We didn't changed the other configuration things like bandwidth management etc. So all are in default configuration(including compiler settings in CCS5.5).
We grouped all 8 cores in a single group and used internal core timers for calculating the time.
We put a break point at "TSCL= 0" statement, so, internal timers will be started.
Now, we continue to run the single group and calculated the time.
The excel sheet is attached for reference.
Note: We ensured that all cores tries to access same bank in MSMCSRAM region.
Now, please answer the following questions:
1. As per the document, we could see that all cores have a separate port access towards MSMC SRAM region. So, under what point does serialization will happen?
2. If we look into the column E7,K7,Q7,W7,AC7,AI7,AO7,AU7, which are nothing but, the difference between current core time value(time taken between MSMC SRAM region access) and minimum time taken for MSMC SRAM region access among all cores.

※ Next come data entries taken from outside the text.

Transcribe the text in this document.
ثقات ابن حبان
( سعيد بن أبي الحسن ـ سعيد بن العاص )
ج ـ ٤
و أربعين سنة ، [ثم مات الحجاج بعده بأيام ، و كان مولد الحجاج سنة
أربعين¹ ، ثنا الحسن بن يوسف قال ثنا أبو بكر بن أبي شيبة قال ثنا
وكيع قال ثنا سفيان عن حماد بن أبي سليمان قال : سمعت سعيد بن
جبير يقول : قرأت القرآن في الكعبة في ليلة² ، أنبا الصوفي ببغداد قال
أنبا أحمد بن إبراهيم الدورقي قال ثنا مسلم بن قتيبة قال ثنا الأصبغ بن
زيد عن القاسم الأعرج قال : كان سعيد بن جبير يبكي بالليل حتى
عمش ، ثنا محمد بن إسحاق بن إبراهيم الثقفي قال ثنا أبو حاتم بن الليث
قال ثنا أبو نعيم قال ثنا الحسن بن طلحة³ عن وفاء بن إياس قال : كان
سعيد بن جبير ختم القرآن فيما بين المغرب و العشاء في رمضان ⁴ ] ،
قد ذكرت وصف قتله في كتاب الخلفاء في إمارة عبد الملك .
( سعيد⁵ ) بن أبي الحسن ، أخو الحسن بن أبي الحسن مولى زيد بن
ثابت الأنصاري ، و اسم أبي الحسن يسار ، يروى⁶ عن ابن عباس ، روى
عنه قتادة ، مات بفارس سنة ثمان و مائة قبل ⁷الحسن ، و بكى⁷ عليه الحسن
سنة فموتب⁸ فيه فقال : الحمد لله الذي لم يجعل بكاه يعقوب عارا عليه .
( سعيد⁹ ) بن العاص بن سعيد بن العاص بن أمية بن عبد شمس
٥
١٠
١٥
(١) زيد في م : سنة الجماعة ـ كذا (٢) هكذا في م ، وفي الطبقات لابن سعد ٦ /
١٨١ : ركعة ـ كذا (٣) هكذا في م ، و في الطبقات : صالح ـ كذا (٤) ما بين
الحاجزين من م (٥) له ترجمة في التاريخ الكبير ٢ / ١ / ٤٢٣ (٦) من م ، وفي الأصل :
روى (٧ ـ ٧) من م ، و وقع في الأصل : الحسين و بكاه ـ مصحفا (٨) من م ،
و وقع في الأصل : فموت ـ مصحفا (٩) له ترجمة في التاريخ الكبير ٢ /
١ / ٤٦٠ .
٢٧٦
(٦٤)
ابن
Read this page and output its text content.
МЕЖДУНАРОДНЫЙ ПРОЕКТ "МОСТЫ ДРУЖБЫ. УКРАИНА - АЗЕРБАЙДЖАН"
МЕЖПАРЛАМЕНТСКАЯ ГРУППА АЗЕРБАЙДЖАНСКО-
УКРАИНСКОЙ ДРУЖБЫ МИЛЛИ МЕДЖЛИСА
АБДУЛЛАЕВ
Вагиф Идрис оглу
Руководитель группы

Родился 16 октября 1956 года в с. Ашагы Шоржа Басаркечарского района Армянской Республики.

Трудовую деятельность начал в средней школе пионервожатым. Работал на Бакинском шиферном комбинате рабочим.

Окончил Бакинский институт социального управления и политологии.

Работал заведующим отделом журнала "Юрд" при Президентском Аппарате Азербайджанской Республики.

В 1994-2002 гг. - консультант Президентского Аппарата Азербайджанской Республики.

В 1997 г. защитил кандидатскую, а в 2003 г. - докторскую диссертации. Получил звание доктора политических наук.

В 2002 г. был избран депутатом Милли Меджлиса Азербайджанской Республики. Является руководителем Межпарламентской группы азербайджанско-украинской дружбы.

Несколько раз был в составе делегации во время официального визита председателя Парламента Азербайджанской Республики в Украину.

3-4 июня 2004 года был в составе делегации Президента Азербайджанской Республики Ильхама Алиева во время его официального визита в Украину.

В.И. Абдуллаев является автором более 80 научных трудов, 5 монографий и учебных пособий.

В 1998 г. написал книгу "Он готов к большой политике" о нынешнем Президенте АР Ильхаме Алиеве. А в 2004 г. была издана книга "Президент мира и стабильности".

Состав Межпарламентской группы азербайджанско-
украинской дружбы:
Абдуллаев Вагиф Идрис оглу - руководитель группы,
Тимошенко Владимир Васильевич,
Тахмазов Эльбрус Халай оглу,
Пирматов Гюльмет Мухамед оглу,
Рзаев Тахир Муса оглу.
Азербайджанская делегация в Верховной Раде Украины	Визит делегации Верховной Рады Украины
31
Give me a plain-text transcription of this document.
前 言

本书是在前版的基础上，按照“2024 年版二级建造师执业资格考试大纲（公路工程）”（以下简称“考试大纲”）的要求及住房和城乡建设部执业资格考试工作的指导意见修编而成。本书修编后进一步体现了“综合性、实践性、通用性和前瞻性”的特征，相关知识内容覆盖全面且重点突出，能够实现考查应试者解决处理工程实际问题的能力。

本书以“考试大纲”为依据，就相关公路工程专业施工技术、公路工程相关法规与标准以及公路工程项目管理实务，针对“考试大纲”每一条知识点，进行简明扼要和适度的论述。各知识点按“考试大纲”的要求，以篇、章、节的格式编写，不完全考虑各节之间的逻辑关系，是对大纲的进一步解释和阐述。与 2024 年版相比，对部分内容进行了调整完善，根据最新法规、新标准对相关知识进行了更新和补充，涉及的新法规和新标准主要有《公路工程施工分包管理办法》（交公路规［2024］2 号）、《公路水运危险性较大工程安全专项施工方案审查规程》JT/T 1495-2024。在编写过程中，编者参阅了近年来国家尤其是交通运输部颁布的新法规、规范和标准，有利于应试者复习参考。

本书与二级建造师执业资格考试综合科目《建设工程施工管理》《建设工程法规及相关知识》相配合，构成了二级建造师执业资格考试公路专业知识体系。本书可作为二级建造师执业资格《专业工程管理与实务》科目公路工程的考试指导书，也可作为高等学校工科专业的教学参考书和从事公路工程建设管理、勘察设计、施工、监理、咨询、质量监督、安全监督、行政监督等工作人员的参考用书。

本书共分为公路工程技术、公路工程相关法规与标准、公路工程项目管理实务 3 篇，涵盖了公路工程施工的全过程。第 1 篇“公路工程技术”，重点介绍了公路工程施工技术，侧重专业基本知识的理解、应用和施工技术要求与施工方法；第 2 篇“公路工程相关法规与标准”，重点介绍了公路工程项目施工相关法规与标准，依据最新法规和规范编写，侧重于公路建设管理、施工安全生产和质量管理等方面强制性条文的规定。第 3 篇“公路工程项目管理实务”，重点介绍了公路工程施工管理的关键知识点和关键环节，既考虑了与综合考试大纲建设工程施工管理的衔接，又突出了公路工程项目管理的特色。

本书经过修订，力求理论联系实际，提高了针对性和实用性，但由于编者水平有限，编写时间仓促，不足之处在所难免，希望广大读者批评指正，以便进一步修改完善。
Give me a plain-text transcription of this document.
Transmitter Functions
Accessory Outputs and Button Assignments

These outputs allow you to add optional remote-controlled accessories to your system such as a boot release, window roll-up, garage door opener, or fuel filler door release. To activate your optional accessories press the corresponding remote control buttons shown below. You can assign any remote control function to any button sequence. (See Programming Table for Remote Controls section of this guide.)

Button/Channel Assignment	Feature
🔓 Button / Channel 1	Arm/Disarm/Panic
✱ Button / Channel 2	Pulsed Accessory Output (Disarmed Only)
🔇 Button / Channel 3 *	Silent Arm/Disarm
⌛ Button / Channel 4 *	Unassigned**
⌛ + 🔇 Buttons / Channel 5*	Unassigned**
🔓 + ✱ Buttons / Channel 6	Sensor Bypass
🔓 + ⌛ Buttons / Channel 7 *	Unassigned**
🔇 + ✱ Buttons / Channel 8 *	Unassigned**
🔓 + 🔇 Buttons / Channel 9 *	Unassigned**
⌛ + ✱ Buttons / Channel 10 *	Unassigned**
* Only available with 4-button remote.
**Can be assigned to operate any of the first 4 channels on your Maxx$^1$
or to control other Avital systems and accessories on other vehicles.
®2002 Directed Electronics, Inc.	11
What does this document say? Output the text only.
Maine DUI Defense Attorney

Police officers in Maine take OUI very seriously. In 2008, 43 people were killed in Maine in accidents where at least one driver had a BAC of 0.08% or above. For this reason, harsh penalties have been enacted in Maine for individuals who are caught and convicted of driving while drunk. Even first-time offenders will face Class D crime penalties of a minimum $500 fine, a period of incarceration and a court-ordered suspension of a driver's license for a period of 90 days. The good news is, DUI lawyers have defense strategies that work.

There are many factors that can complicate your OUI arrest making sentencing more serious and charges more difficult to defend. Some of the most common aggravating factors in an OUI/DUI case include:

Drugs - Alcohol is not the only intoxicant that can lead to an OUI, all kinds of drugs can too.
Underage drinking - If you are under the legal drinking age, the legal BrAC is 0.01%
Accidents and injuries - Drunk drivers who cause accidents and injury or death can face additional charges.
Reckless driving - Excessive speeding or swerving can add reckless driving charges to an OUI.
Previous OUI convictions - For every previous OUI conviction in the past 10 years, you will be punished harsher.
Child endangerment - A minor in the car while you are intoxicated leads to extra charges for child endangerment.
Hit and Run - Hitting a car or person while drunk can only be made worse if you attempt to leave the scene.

Now, if we took first set of data (i.e., row number 7, core 0 complets the operation with 64 clock signals where as core 1 takes 91 clocks.
So, if we look into all the values, it appears like a difference of 3 to 4 clock signals is present between current core and its previous completion core.
(Ex: core 0 and core 7, we have only 3 clock signals).
Now, why there is only 3 clock signals? Can you explain us a bit more on this why it is taking this much time?
3. As we are running the group core using CCS5.5 with "run" button, will this ensure that all cores are started parallely or will this operation is serialized?